By: pvolcko On: Thu Jan 21, 2010 6:29 pm
I have two problems with this:
1) How is this enforced? If a Comcast or TimeWarner have their own on-demand video services offered over the internet, it makes perfect sense that their servers will have far more bandwidth and less latency for connections on their own network and thus provide superior quality to in-network clients compared to external sources of similar services (such as Hulu, YouTube, or whatever). The cable company won't be throttling anything in this scenario, yet it will look like there is a dramatic difference in bandwidth between the two services and be a source of complaints and possible regulatory proceedings. Should the cable company be forced to throttle their own internal services to match the average throughput experienced on external services? Should the be forced to purchase/install more and more bandwidth on their internet backbone connections so external services have a chance at matching internal service quality? As Richard said, since this policy will force carriers to provide non-discriminatory bandwidth to all internet based services to their customers, this will lead directly to more tiered service plan rollouts and broader based connection throttling that will affect more than just those using bandwidth hogging services.

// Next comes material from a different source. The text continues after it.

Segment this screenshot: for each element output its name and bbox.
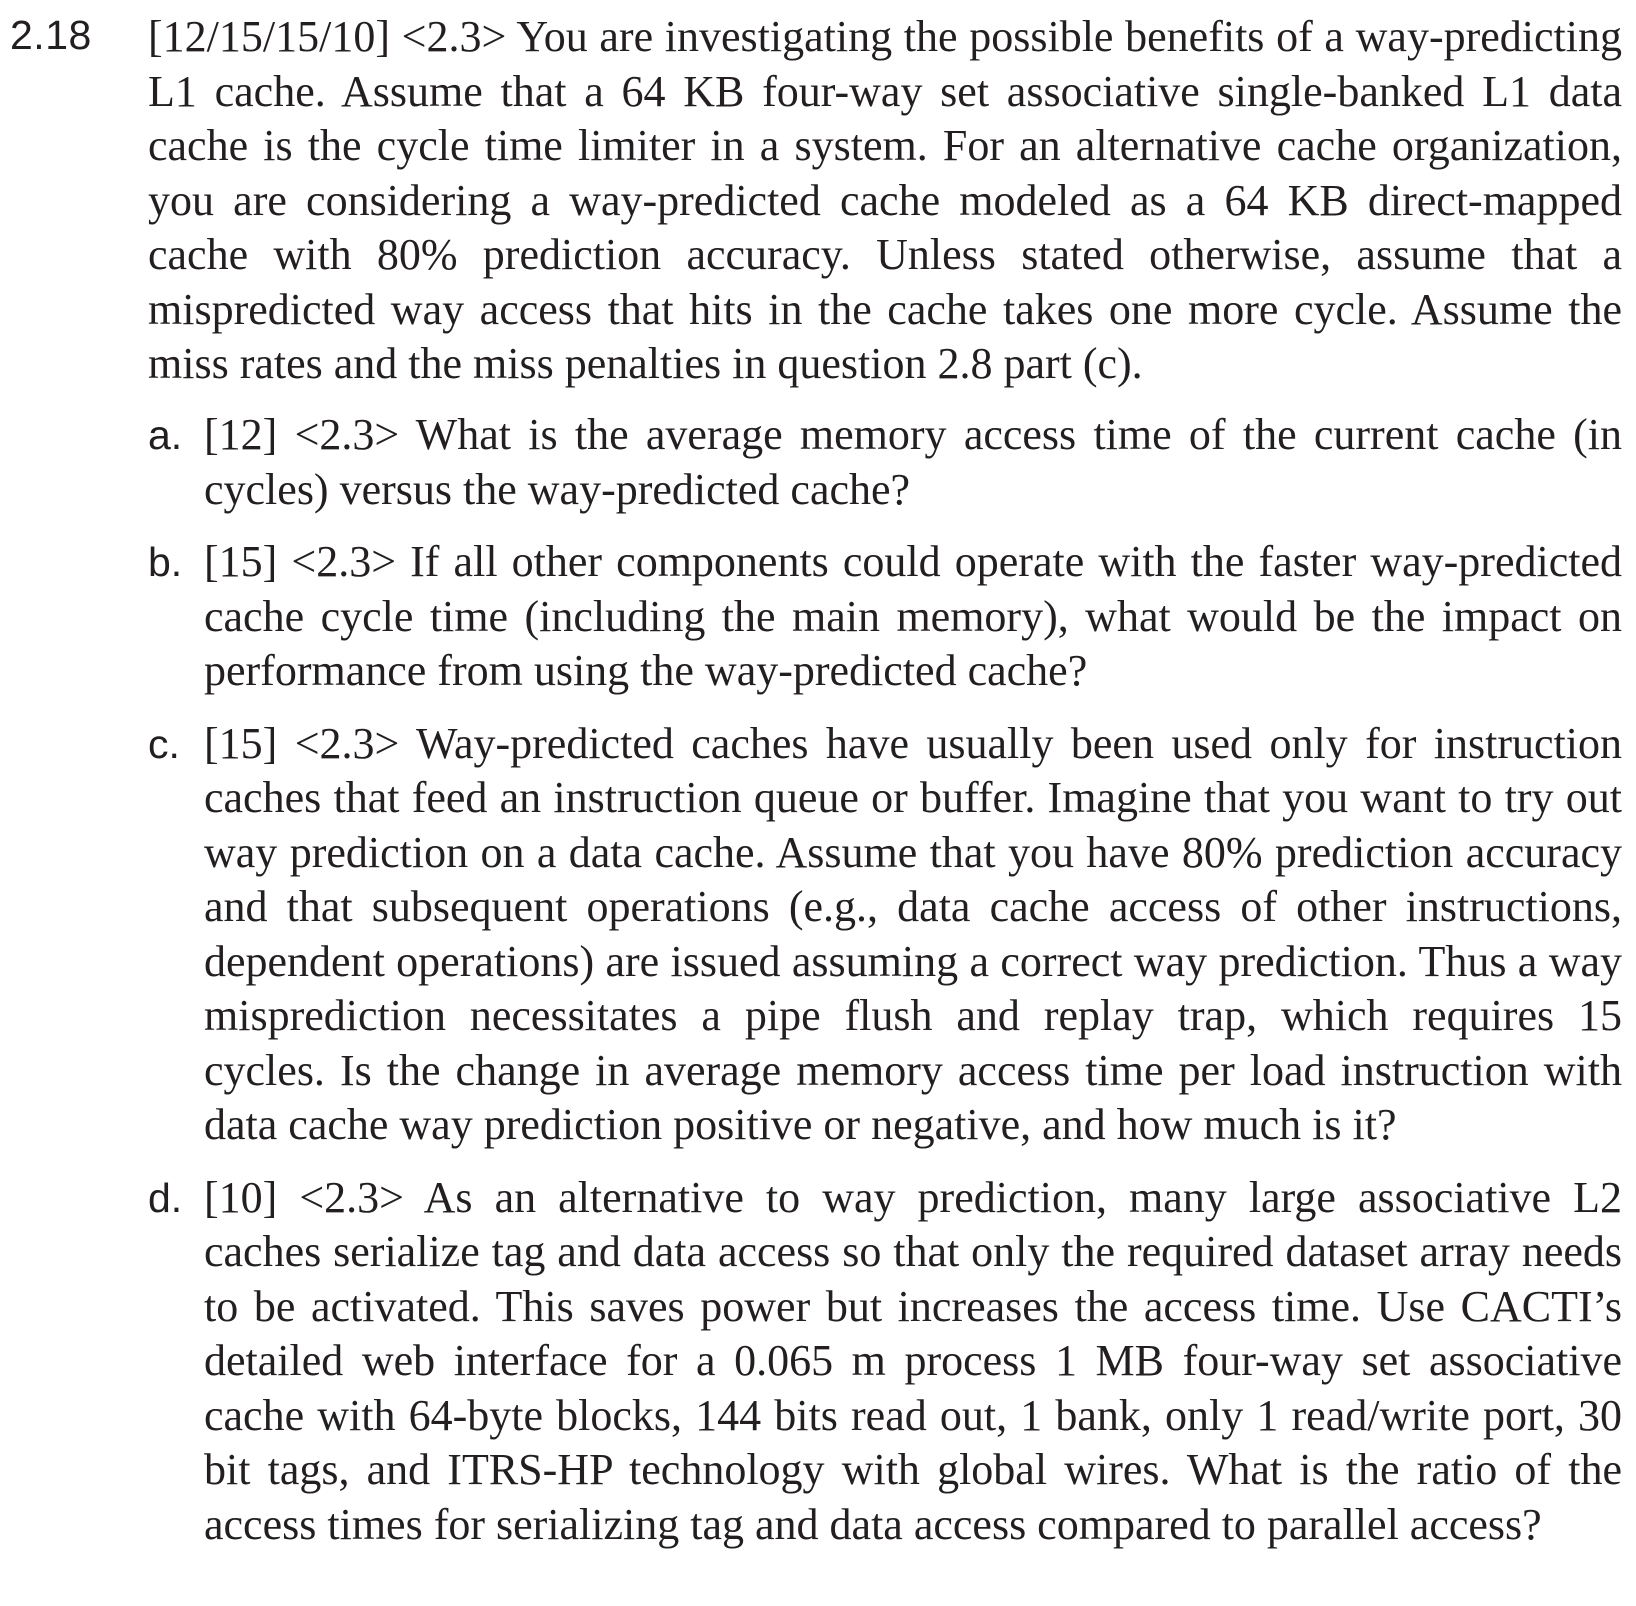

2) While this may be a supportable policy on wired/optical networks, enforcing this on wireless networks is entirely unreasonable at this time. They are two different beasts. Requiring wireless providers to not throttle certain data types severely limits their ability to manage their networks (both data and voice), which can easily result in more dropped connections and calls. At the very least people are likely to experience more dynamic connection throttling across all types of data in high congestion areas, whereas now the companies have more options available, such as throttling just streaming video to favor straight http(s) web traffic, email, voicemail data, text, voice, and other lower bandwidth, higher priority services. In the future when wireless service is more commoditized and the bandwidth is greater, then they can revisit this, but right now this is prematurely be applied to wireless providers.
What regulations do I support? First, get more aggressive against these regional monopoly holders. While there is a reasonable argument against opening the poles to more infrastructure suppliers, there is no reason these cable and optical infrastructure holders can't be treated as common carrier service providers and be forced to sell wholesale bandwidth and residential connection drops to independent ISPs. This will introduce a new level competition in the market. Also encourage states to abandon granting regional monopolies and denying community owned and operated wireless or wired broadband services. Perhaps restrict federal broadband availability/accessibility grants and tax credits to those states that drop these kinds of provisions.
I'd also encourage efforts to move the market toward metered broadband pricing, at both wireless and wired ISPs. Much of the debate and problem revolving around net neutrality is because there is an inherent disconnect in two places. First, online application and service providers are not paying anyone for "last mile" distribution costs. They are essentially getting subsidized by the subscriber bases of broadband ISPs, many of whom don't use the high bandwidth services or at least use them sparingly. And second, the need to cover the costs of high bandwidth internet applications and the relative few on a given network that use them heavily has led to most ISP subscribers subsidizing the heavy use of the minority.
It's as if everyone were throwing their gas receipts into a community pool. The average calculated, everyone pays that average flat rate. The road warriors and those with bad ass 4x4's with quad barrel carbs for the daily commute make out great, the home bound who drive once or twice a week to get groceries and go to church and maybe visit the grandkids are screwed hard. The average folks make out about the same. That is until some get the idea that they'll start driving more to get more out of their flat rate. And the rates start climbing slowly. New faster highways and new popular destinations hit the scene and more people head toward them... more rises in prices. Group rate services hide the true costs of the abusers, entice the average to be more than average, and always screw the cost conscientious. Sure, those cost consious people could ride bikes, but that's only good if every destination they have is within a reasonable distance and there aren't other externalities like bad weather, poor health, etc. So long as they want/have to use that car once a month (or even once in a year) they are scewed. Metered access, like having to buy your gas from a metered pump, solves all these problems. Tiered access gets part way there, but the tiers are almost always designed to favor above average consumers of the service at the expense of the broader base of underutilizers.
ISPs like 1 tier and multitier service pricing because of that "encourage more use, price increase" power of the structure. Upstream service providers also prefer it because they got a whole lot of something for nothing, allowing them to pay their people better, spend more on R&D, and also to rake in more profits than they otherwise would. Metered service is feared by ISPs and the internet application service providers because they know it means people will reduce their use of services and will force them to actually engage in price competition and justify their service to the masses.